The link is to a Globe and Mail story in which Finance Minister Flaherty explains his belief that tax cuts stimulate spending. This is a common argument made by neo-liberals but does it hold up? The argument that tax cuts increase consumer spending which is good for the economy is, in fact, so taken-for-granted that I can't recall ever have seen someone question it in the regular media. To Flaherty's credit, he does not that tax cuts for the rich don't work nearly as well, in theory, as tax cuts for the poor in order to increase spending and you can see why. Poor people are not having needs met and so lowering their taxes clearly does produce more spending on their part because they need to spend. The rich, on the other hand (and not, I'm not being to specific in the way I am describing social classes) already have their needs met and more. Cutting their taxes -- giving them more money -- therefore will likely not increase spending because they don't need to spend.

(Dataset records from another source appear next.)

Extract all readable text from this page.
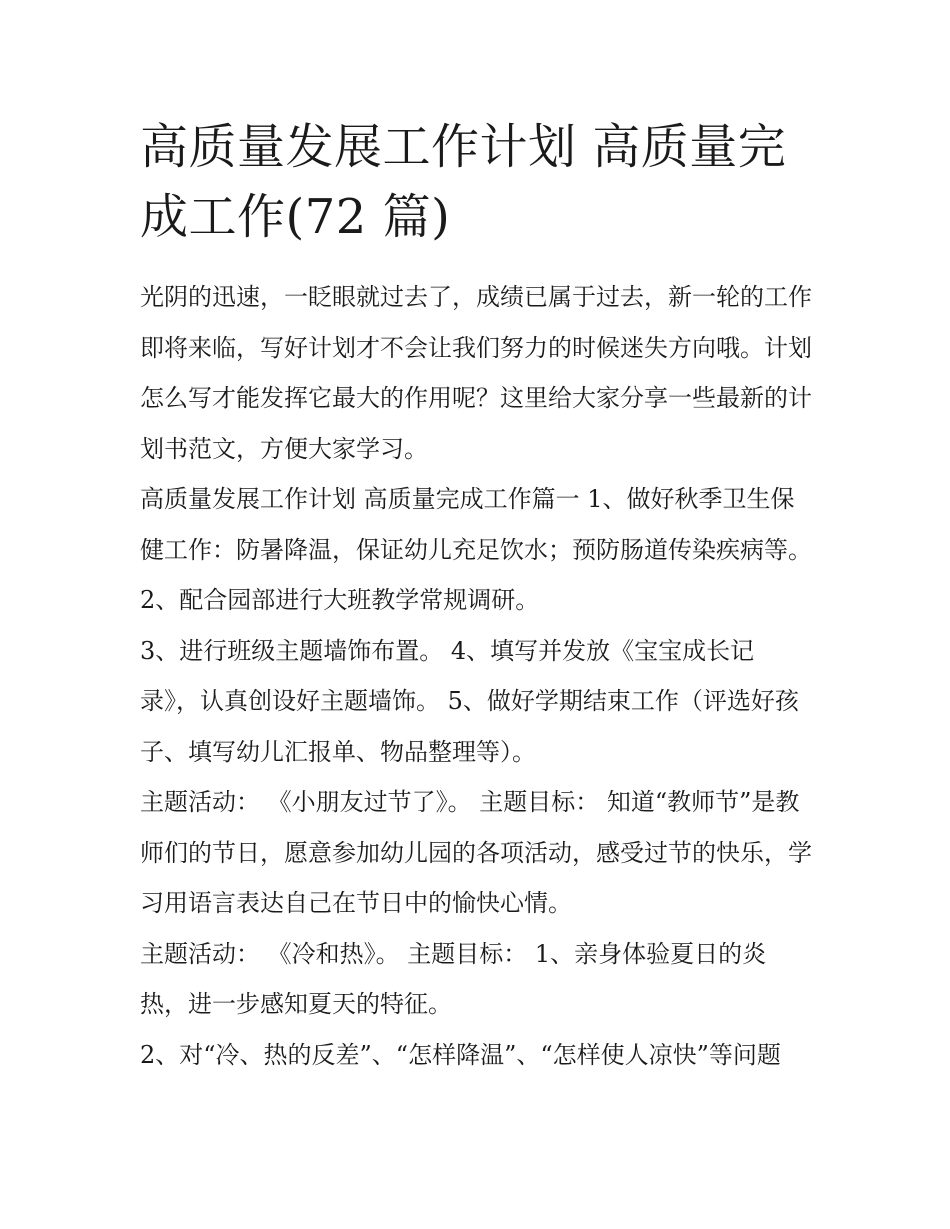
高质量发展工作计划 高质量完成工作(72 篇)

光阴的迅速，一眨眼就过去了，成绩已属于过去，新一轮的工作即将来临，写好计划才不会让我们努力的时候迷失方向哦。计划怎么写才能发挥它最大的作用呢？这里给大家分享一些最新的计划书范文，方便大家学习。

高质量发展工作计划 高质量完成工作篇一 1、做好秋季卫生保健工作：防暑降温，保证幼儿充足饮水；预防肠道传染疾病等。 2、配合园部进行大班教学常规调研。

3、进行班级主题墙饰布置。 4、填写并发放《宝宝成长记录》，认真创设好主题墙饰。 5、做好学期结束工作（评选好孩子、填写幼儿汇报单、物品整理等）。

主题活动： 《小朋友过节了》。 主题目标： 知道“教师节”是教师们的节日，愿意参加幼儿园的各项活动，感受过节的快乐，学习用语言表达自己在节日中的愉快心情。

主题活动： 《冷和热》。 主题目标： 1、亲身体验夏日的炎热，进一步感知夏天的特征。

2、对“冷、热的反差”、“怎样降温”、“怎样使人凉快”等问题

But, the first question I asked is a good one, don't you think? Surely, there should be some evidence that tax cuts can increase spending and hence improve the economy because everyone says it and no one questions it so if someone knows of an empirical study that demonstrates this, please send it to me.

I'm not trying to be an idiot here. In theory, I can't figure out why tax cuts would increase spending and improve the economy. Imagine, for instance, you sell computers. A tax cut allows people to buy more computers and you are happy with this. More orders means you need to hire more staff and can spend a bit more on Christmas presents for the kids, etc. But, should not the same principle apply regardless of who is buying your computers. For instance, imagine that the school system wants to buy a bunch of computers for their students. This is state spending. Now, if you own the computer shop, what do you care who buys your computers. It makes no difference to your bottom line whether I buy them as a private citizen or the school board buys them. In each case you have more sales and the amount of money you've earned is the same. It seems to me that if consumer spending is to have a positive effect on the economy, that spending must be greater then the amount that would have been spent by the state because the state cannot spend money it does not have. If you cut taxes -- to increase consumer spending -- then the level of state expenditures will go down.

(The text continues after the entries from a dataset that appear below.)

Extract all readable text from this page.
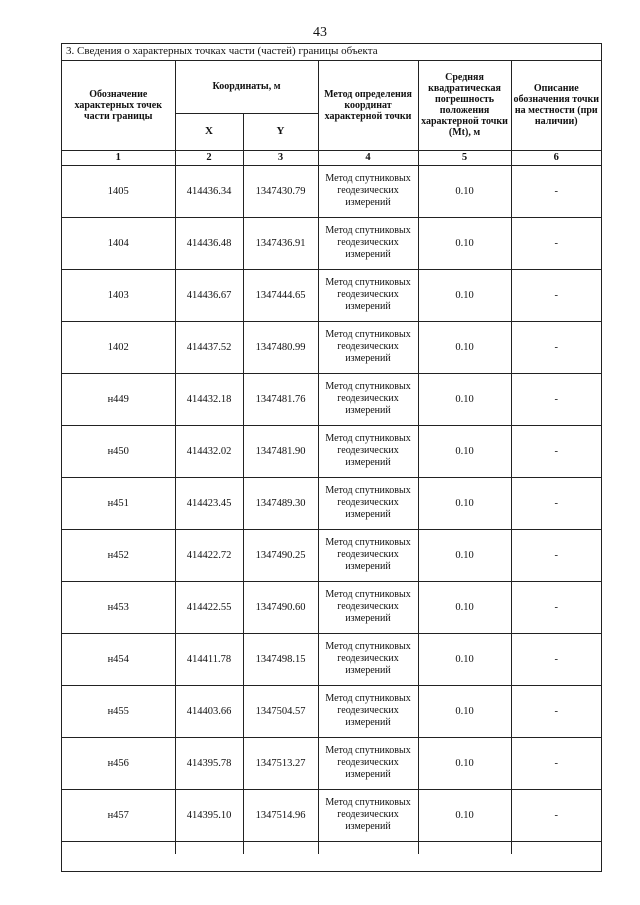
43
3. Сведения о характерных точках части (частей) границы объекта
Обозначение характерных точек части границы	Координаты, м		Метод определения координат характерной точки	Средняя квадратическая погрешность положения характерной точки (Mt), м	Описание обозначения точки на местности (при наличии)
	X	Y			
1	2	3	4	5	6
1405	414436.34	1347430.79	Метод спутниковых геодезических измерений	0.10	-
1404	414436.48	1347436.91	Метод спутниковых геодезических измерений	0.10	-
1403	414436.67	1347444.65	Метод спутниковых геодезических измерений	0.10	-
1402	414437.52	1347480.99	Метод спутниковых геодезических измерений	0.10	-
н449	414432.18	1347481.76	Метод спутниковых геодезических измерений	0.10	-
н450	414432.02	1347481.90	Метод спутниковых геодезических измерений	0.10	-
н451	414423.45	1347489.30	Метод спутниковых геодезических измерений	0.10	-
н452	414422.72	1347490.25	Метод спутниковых геодезических измерений	0.10	-
н453	414422.55	1347490.60	Метод спутниковых геодезических измерений	0.10	-
н454	414411.78	1347498.15	Метод спутниковых геодезических измерений	0.10	-
н455	414403.66	1347504.57	Метод спутниковых геодезических измерений	0.10	-
н456	414395.78	1347513.27	Метод спутниковых геодезических измерений	0.10	-
н457	414395.10	1347514.96	Метод спутниковых геодезических измерений	0.10	-
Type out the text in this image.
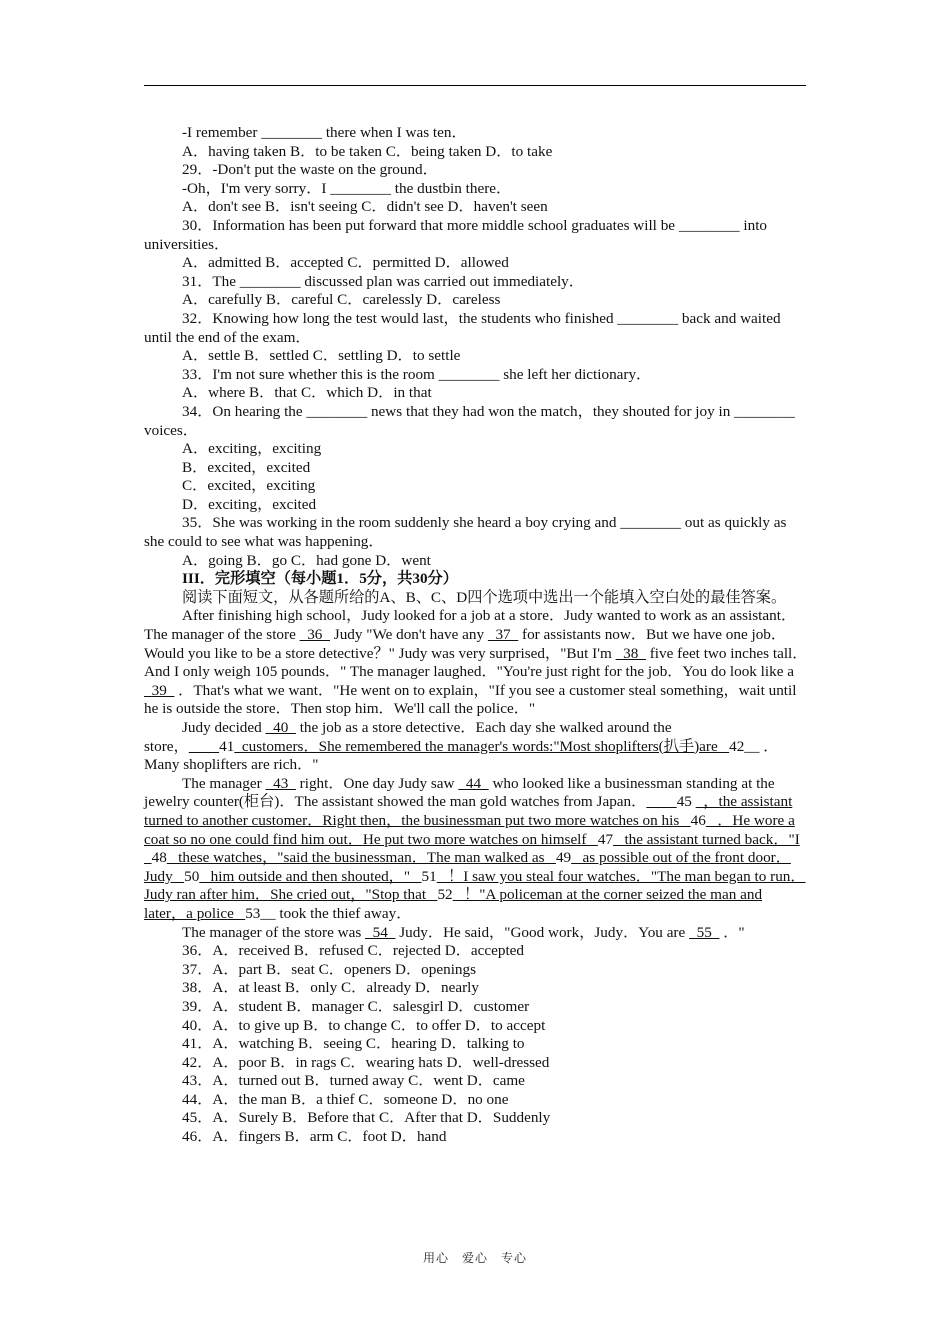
-I remember ________ there when I was ten．
A．having taken B．to be taken C．being taken D．to take
29．-Don't put the waste on the ground．
-Oh，I'm very sorry．I ________ the dustbin there．
A．don't see B．isn't seeing C．didn't see D．haven't seen
30．Information has been put forward that more middle school graduates will be ________ into universities．
A．admitted B．accepted C．permitted D．allowed
31．The ________ discussed plan was carried out immediately．
A．carefully B．careful C．carelessly D．careless
32．Knowing how long the test would last，the students who finished ________ back and waited until the end of the exam．
A．settle B．settled C．settling D．to settle
33．I'm not sure whether this is the room ________ she left her dictionary．
A．where B．that C．which D．in that
34．On hearing the ________ news that they had won the match，they shouted for joy in ________ voices．
A．exciting，exciting
B．excited，excited
C．excited，exciting
D．exciting，excited
35．She was working in the room suddenly she heard a boy crying and ________ out as quickly as she could to see what was happening．
A．going B．go C．had gone D．went
III．完形填空（每小题1．5分，共30分）
阅读下面短文，从各题所给的A、B、C、D四个选项中选出一个能填入空白处的最佳答案。
After finishing high school，Judy looked for a job at a store．Judy wanted to work as an assistant．The manager of the store   36   Judy "We don't have any   37   for assistants now．But we have one job．Would you like to be a store detective？" Judy was very surprised，"But I'm   38   five feet two inches tall．And I only weigh 105 pounds．" The manager laughed．"You're just right for the job．You do look like a   39   ．That's what we want．"He went on to explain，"If you see a customer steal something，wait until he is outside the store．Then stop him．We'll call the police．"
Judy decided   40   the job as a store detective．Each day she walked around the store， 41  customers．She remembered the manager's words:"Most shoplifters(扒手)are   42__ ．Many shoplifters are rich．"
The manager   43   right．One day Judy saw   44   who looked like a businessman standing at the jewelry counter(柜台)．The assistant showed the man gold watches from Japan． 45   ，the assistant turned to another customer．Right then，the businessman put two more watches on his   46   ．He wore a coat so no one could find him out．He put two more watches on himself   47   the assistant turned back．"I   48   these watches，"said the businessman．The man walked as   49   as possible out of the front door．Judy   50   him outside and then shouted，"   51   ！I saw you steal four watches．"The man began to run．Judy ran after him．She cried out，"Stop that   52   ！"A policeman at the corner seized the man and later，a police   53__ took the thief away．
The manager of the store was   54   Judy．He said，"Good work，Judy．You are   55   ．"
36．A．received B．refused C．rejected D．accepted
37．A．part B．seat C．openers D．openings
38．A．at least B．only C．already D．nearly
39．A．student B．manager C．salesgirl D．customer
40．A．to give up B．to change C．to offer D．to accept
41．A．watching B．seeing C．hearing D．talking to
42．A．poor B．in rags C．wearing hats D．well-dressed
43．A．turned out B．turned away C．went D．came
44．A．the man B．a thief C．someone D．no one
45．A．Surely B．Before that C．After that D．Suddenly
46．A．fingers B．arm C．foot D．hand
用心　爱心　专心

Let me give you a really simple example. Let us imagine that I have an income of $1000.00 and I pay $100.00 in taxes. That gives me a total amount of money to spend that equals $900.00. The state takes the $100.00 from me and uses it for all kinds of things (including buying computers for schools and paying doctors). Now, imagine -- just as an example -- that I spend all my $900.00. This means that I have spend $900 but the $100 in taxes did not disappear. It was spent, too (on computers and doctors). Now, to continue this example, imagine that someone wants to decrease taxes to increase my income in order to stimulate the economy. So, I get a tax cut of $25. I now have $925 to spend. But, overall spending has not increased, has it? The state no longer has $100 to spend but $75 so the total level of spending is the same: $1000.00. In theory, then, a tax cut will not increase spending and so cannot stimulate the economy because the total amount of money being spent is exactly the same as before.

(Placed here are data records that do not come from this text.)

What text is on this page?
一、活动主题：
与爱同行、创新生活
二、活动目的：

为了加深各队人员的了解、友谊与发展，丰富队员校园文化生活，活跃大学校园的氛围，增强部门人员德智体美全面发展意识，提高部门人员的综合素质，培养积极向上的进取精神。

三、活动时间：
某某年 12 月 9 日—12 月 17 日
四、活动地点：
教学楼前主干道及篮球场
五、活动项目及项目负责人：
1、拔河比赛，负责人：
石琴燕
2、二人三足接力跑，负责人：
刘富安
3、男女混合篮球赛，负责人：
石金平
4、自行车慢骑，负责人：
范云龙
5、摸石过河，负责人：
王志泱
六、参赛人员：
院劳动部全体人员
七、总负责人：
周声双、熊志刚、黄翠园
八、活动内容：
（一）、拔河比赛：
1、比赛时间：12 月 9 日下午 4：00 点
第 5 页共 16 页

But, it could get worse, couldn't it. My model is really simple. What happens if we add in issues like saving (imagine I don't spend all my tax cut, then the total level of spending in society would actually decrease because I saved money!) or overseas investment: what happens to the Canadian economy if I take some of my money and invest in ... oh, I don't know ... oil in Russia. That might be good for Russia but how would it help Canada? In the case of saving or overseas investment, a tax cut could produce ironic effects, couldn't it. It could decrease overall spending and hence hurt the economy.

There are a range of other issues to consider as well. What about the inflation rate? If the tax cut increases my income by less then the inflation rate ... what is the overall effect?

In short, I cannot figure out why tax cuts would increase overall spending in the economy. Businesses don't care who buys their goods as long as someone buys them. The effect is the same regardless of whether Bob or I or Stephen Harper buys them.

Here is what I think. This argument - tax cuts will increase spending -- works because people assume state spending will remain constant. Instead of cutting spending when I got my tax cut to $75 dollars (laying off workers and hurting the businesses from whom they bought things), I think most people assume that the government will continue to spend as before. And, in the short term, this might be possible through borrowing. But, and here is the kicker, in the long term, it is just not possible.

There may be reasons to cut taxes. Nothing I have written indicates that a good argument to cut taxes cannot be made. It does suggest, however, that we need to think again about the standard rationale given for tax cuts because it just doesn't make sense.